It’s Still A Long Way To Go Before Gold Sees Its Rally — Capital Economics
(Kitco News) - There won’t be enough consumer demand to drive gold prices higher this year, according to Capital Economics, which projects gold to end the year at the $1,200 an ounce level.
“We doubt that consumer demand for gold from India and China will provide much support to prices in the coming months. Our end-2018 forecast for the price of gold is $1,200 per ounce, broadly unchanged from today’s level of $1,209,” Capital Economics commodities economist Simona Gambarini said in a note published on Tuesday.
Gold saw a positive momentum forming at the end of last week, which managed to carry though untill Tuesday afternoon, but then prices dropped once again to slightly above the $1,200 an ounce level.
December Comex gold was last seen at $1,207.00, down 0.74% on the day after touching a two-week high overnight of $1,220.
Kitco’s senior technical analyst Jim Wyckoff blamed the decline on traders simply taking advantage of recent gains.
“Some normal profit-taking from the shorter-term futures traders was featured today, following decent gains the past few sessions that do suggest the yellow metal has put in a near-term market bottom,” Wyckoff said in his PM Roundup.

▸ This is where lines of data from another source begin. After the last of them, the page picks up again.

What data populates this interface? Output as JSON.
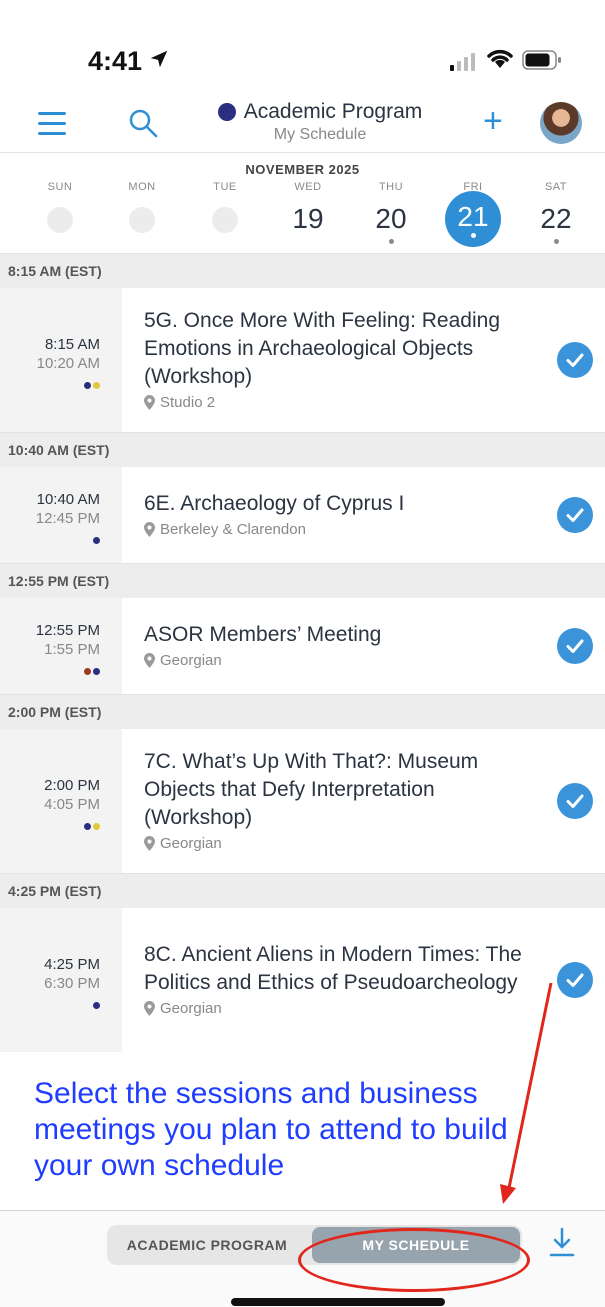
{
  "status": {
    "time": "4:41"
  },
  "header": {
    "title": "Academic Program",
    "subtitle": "My Schedule",
    "accent": "#2f8fd6",
    "dot_color": "#2a2f7f"
  },
  "calendar": {
    "month": "NOVEMBER 2025",
    "days": [
      {
        "name": "SUN",
        "num": ""
      },
      {
        "name": "MON",
        "num": ""
      },
      {
        "name": "TUE",
        "num": ""
      },
      {
        "name": "WED",
        "num": "19"
      },
      {
        "name": "THU",
        "num": "20"
      },
      {
        "name": "FRI",
        "num": "21"
      },
      {
        "name": "SAT",
        "num": "22"
      }
    ],
    "selected": "21"
  },
  "schedule": [
    {
      "section": "8:15 AM (EST)",
      "start": "8:15 AM",
      "end": "10:20 AM",
      "title": "5G. Once More With Feeling: Reading Emotions in Archaeological Objects (Workshop)",
      "place": "Studio 2",
      "dots": [
        "#2a2f7f",
        "#e3c73a"
      ]
    },
    {
      "section": "10:40 AM (EST)",
      "start": "10:40 AM",
      "end": "12:45 PM",
      "title": "6E. Archaeology of Cyprus I",
      "place": "Berkeley & Clarendon",
      "dots": [
        "#2a2f7f"
      ]
    },
    {
      "section": "12:55 PM (EST)",
      "start": "12:55 PM",
      "end": "1:55 PM",
      "title": "ASOR Members’ Meeting",
      "place": "Georgian",
      "dots": [
        "#9b3b24",
        "#2a2f7f"
      ]
    },
    {
      "section": "2:00 PM (EST)",
      "start": "2:00 PM",
      "end": "4:05 PM",
      "title": "7C. What’s Up With That?: Museum Objects that Defy Interpretation (Workshop)",
      "place": "Georgian",
      "dots": [
        "#2a2f7f",
        "#e3c73a"
      ]
    },
    {
      "section": "4:25 PM (EST)",
      "start": "4:25 PM",
      "end": "6:30 PM",
      "title": "8C. Ancient Aliens in Modern Times: The Politics and Ethics of Pseudoarcheology",
      "place": "Georgian",
      "dots": [
        "#2a2f7f"
      ]
    }
  ],
  "annotation": "Select the sessions and business meetings you plan to attend to build your own schedule",
  "bottom": {
    "tab_academic": "ACADEMIC PROGRAM",
    "tab_schedule": "MY SCHEDULE"
  }
}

But, Capital Economics remains conservative in their near-term outlook, pointing to gold not going anywhere until next year.
“Looking ahead, we expect consumer demand from both [India and China] to decline, which is one reason why we forecast that gold prices will remain low,” Gambarini said.

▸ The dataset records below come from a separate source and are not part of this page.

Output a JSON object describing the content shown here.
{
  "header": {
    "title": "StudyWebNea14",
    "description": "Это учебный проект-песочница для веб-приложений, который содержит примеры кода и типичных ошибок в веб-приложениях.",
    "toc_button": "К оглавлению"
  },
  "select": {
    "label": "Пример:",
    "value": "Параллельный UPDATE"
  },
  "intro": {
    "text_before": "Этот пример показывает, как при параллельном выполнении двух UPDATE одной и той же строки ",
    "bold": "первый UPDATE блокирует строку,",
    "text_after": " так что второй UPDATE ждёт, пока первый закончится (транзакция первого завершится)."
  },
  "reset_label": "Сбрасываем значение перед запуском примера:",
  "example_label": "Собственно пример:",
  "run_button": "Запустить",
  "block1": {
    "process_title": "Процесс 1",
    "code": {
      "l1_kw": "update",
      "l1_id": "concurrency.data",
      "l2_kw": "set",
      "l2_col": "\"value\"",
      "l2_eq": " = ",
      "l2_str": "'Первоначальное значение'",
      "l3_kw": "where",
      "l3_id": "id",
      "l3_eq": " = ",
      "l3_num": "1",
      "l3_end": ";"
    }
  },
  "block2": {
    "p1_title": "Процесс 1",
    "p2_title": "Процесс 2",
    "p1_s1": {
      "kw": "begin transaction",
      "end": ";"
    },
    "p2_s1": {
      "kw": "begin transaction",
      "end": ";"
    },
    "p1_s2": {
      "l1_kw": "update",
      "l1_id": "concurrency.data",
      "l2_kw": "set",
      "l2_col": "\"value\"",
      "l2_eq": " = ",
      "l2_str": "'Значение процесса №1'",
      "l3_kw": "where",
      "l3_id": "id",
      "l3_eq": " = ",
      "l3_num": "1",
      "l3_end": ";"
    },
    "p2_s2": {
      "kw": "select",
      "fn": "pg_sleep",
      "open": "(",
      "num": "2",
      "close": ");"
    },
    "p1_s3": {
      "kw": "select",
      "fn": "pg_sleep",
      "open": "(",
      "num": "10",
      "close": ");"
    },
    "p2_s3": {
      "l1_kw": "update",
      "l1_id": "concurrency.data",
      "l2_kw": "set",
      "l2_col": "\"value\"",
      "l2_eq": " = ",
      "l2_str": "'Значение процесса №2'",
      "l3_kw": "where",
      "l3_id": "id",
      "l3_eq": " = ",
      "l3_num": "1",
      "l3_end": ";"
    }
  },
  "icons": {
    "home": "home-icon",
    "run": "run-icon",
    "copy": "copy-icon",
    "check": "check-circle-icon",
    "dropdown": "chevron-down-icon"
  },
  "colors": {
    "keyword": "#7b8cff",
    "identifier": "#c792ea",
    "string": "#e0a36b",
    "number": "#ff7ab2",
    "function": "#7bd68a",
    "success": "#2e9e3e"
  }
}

The note added that while China’s gold imports declined in July, India showed renewed interest, but the recovery fell short of erasing all of the previous damage.
“Data released from the Hong Kong Census and Statistics Department, yesterday, and by the Swiss Federal Customs Administration, last week, revealed that China’s combined imports of gold via the two hubs slumped by 53% m/m and 25% y/y in July to 68 tonnes,” Gambarini said.
Capital Economics raised concerns over lack of consumer confidence in the state of the economy as one of the reasons for lower demand. “Given that we expect the Chinese economy to continue to slow over the coming quarters, jewelry sales could fall further,” Gambarini wrote.
In India, things are slightly looking up, with the country’s Commerce Ministry reporting that India’s imports of gold were up by 29% on a monthly basis and up by 41% on an annual basis in June, reaching $2.96 billion.
But, these numbers are not enough to bring consumer demand back to where it was a few years prior, Gambarini pointed out, citing India’s new regulations and weather factors as the main elements weighing on gold demand.
“The bigger picture is that imports are still down by over 20% y/y since the start of 2018 and we think that increased regulation and a below-average monsoon will weigh on India’s gold demand in the remainder of the year, even in the face of strong economic growth,” she added.